The finished project presents a tangible sense of reward few young people get to experience.  We increasingly find that young people live primarily in the virtual reality of the screen, where they spend much time dreaming and processing, but little time experiencing.  Our student Jadzia so loved the hinged bookcase/trunk she designed and crafted that she named it Edward, wrote (and memorized) her end-of-the year speech about it, and swore she wouldn’t sell it for a penny less than $8,500.00.  Perhaps the pearl of great treasure might be found in the wonder of creating something beautiful.
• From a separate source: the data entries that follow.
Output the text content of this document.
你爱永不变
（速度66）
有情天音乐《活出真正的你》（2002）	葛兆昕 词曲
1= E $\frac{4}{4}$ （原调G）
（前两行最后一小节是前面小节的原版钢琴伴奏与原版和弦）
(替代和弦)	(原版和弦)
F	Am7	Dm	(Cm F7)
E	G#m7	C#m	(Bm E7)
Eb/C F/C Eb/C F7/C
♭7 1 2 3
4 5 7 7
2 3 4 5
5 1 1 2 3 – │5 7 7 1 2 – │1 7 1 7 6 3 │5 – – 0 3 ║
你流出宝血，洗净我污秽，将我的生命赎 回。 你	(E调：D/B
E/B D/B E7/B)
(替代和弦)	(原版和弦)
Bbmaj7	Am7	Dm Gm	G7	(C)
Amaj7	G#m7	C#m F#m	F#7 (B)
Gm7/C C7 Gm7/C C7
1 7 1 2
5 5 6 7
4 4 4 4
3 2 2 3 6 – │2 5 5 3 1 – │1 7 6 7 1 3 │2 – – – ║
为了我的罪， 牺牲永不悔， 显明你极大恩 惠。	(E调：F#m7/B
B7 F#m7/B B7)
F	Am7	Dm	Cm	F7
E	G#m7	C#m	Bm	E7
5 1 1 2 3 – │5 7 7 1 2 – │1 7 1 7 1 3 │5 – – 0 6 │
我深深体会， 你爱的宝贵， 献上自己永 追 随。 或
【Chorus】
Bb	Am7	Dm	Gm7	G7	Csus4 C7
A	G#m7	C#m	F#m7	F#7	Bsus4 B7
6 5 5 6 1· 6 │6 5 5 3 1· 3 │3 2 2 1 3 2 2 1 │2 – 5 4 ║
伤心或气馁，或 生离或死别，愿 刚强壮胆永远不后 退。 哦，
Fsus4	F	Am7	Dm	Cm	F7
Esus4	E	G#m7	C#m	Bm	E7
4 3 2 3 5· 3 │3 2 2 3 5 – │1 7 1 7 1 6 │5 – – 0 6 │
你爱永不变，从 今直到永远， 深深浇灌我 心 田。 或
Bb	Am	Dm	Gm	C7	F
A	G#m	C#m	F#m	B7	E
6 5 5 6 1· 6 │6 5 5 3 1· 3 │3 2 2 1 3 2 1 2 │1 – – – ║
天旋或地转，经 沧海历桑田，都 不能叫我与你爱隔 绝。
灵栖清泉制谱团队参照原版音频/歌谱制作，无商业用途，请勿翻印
Our students just finished up a massive deck with a beautiful railing design and two sets of stairs.  Digging post holes and moving massive amounts of pressure treated lumber is challenging even to us “seasoned” beasts of burden.  There is a strange bond formed in suffering together.  Two students who might have had an intense disagreement an hour ago quickly bond when framing together.  It’s hard to stay pissed off at your classmate when s/he is holding up the other end of a 2 x 12 x 20’ long beam.  
My hope is for a deeper integration and understanding of the meaning and opportunity offered in the gifts of creating with one’s hands.  I heard Jesus was a pretty fine carpenter.
—Rock Castor

I think there is a ton of potential for gap years as we think about ministry and social entrepreneurship. The gap year, at least in my mind, has often been a term associated with privilege. Something along the lines of going to Europe to find oneself.  But, my sense is that as we work with students at our Beacon House here at my own church that gap years are critical for many many college age young adults.  Not so that they can be ready to go to college, but so that they can be broken open to ask and explore their God given purpose in a way that our school systems simply have not been geared towards.

Blessings on your innovations and inventions! Sail on!